When Parliament met again in 1624, the Protestant cause was under even more pressure and marriage to the infanta had been rejected in the most humiliating terms, so James and Charles joined the House in calling for war with Spain. Money was granted to support this strategy but James had to agree to prosecuting a less costly naval war only and had to surrender one of his ministers to calls for impeachment. When Charles took the reins of power in 1625, he faced a House which was increasingly assertive of its perceived 'rights' and was locked into a European war which was both financially costly and politically tricky. To demonstrate its strength, Parliament refused to grant Charles rights to the taxes known as Tunnage and Poundage which were normally granted to new monarchs on their accession.


As a Scottish Protestant who survived a Catholic assassination attempt (the 1605 Gunpowder Plot), James experienced only minor religious difficulties during his reign, but two things are worth noting here.

Firstly, Puritanism continued to grow in numbers and in zeal. The same Puritans who had been offended by Elizabeth's moderation were also offended by James' support for bishops, his relaxed sabbatarianism and his unwillingness to harass Catholics. So great was the zeal of these Puritans that some (the Pilgrim Fathers) actually left their own country and risked all in the colonies of the New World so that they might enjoy the 'godly commonwealth' which they desired. In time, some Puritans would seek to establish a 'godly commonwealth' at home.

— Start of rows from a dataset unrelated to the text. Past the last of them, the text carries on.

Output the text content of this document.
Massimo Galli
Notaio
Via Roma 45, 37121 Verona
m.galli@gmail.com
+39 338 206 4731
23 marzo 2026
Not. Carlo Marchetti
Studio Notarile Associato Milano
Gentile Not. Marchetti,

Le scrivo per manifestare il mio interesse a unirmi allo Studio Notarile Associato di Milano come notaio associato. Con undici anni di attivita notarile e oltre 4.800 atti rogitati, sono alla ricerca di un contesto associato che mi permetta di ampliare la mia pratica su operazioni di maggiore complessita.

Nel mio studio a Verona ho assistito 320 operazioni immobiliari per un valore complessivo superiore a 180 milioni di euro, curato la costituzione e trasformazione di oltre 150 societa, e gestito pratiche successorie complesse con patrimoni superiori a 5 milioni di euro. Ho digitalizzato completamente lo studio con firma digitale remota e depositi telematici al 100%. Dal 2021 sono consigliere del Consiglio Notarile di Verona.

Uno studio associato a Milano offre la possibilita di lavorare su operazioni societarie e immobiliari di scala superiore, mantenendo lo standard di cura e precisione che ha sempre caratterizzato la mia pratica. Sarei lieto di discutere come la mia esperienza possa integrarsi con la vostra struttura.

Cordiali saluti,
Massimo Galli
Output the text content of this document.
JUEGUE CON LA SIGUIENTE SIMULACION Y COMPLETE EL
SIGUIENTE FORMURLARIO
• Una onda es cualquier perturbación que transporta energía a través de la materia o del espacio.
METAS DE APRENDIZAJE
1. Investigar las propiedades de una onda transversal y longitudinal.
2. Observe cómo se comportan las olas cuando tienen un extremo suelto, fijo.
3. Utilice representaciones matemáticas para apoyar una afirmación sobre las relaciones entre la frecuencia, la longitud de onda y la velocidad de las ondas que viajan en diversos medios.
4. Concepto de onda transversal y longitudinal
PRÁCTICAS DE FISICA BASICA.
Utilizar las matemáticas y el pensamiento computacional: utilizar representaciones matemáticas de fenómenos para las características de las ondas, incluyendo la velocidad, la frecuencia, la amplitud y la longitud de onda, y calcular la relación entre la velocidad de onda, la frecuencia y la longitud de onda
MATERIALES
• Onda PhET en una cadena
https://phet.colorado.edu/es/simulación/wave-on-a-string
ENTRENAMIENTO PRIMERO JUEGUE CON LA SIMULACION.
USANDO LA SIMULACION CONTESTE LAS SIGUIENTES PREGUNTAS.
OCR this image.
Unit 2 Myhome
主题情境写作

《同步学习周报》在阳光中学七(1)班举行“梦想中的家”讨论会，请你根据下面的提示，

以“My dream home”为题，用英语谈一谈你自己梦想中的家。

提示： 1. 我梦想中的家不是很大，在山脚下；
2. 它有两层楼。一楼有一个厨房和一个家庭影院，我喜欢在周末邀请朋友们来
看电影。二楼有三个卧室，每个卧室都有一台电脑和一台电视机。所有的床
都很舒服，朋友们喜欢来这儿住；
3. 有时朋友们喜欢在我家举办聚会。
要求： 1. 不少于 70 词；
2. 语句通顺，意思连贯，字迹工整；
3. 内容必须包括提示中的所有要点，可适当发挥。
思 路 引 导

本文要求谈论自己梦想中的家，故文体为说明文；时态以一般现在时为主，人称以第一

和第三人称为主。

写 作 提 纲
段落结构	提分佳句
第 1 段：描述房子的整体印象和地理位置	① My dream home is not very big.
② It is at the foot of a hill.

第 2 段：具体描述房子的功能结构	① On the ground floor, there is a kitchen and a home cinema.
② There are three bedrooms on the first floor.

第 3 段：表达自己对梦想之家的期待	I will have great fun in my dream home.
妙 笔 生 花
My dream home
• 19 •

James also offended the Scots in 1618 by forcing the re-introduction of bishops and by supporting the re-introduction of some practices (such as kneeling while taking communion) that smacked of 'popery'. These moves created so much opposition that they were never, in practice, enforced and 1619 plans to introduce the English Prayer Book to Scotland were quietly shelved. James' son would prove to be less flexible.


James vigorously and systematically pursued the plantation policy in Ireland throughout his reign. Following the 1607 Flight of the Earls, huge tracts of land in Ulster (3.8m acres) became 'free' and James gleefully assigned them to Scottish and English merchants, institutions and colonists.

Of course, the increasing immiseration of the locals which this caused-and the rising antagonisms between the 40,000 Scottish Presbyterians in Ulster by 1618 and the indigenous Irish and old English settlers- created the grounds for later unrest. By the end of James's reign, Ireland was an ethnic and religious time-bomb on a very short fuse.

Mounting tensions in Ireland, increasingly assertive Parliaments, rising Puritan intransigence and a Scotland determined to defend Presbyterianism - these constituted James' political legacy to his son. Only a very flexible and talented monarch could hope to keep all these forces in check.

James VI / I

As the impoverished Scottish monarch, James looked forward to moving south as he hoped it would give him access to a bigger public purse. James certainly had a bigger household to maintain than Elizabeth I but his tastes in all things were more lavish. Crown indebtness rose steeply during his period of rule.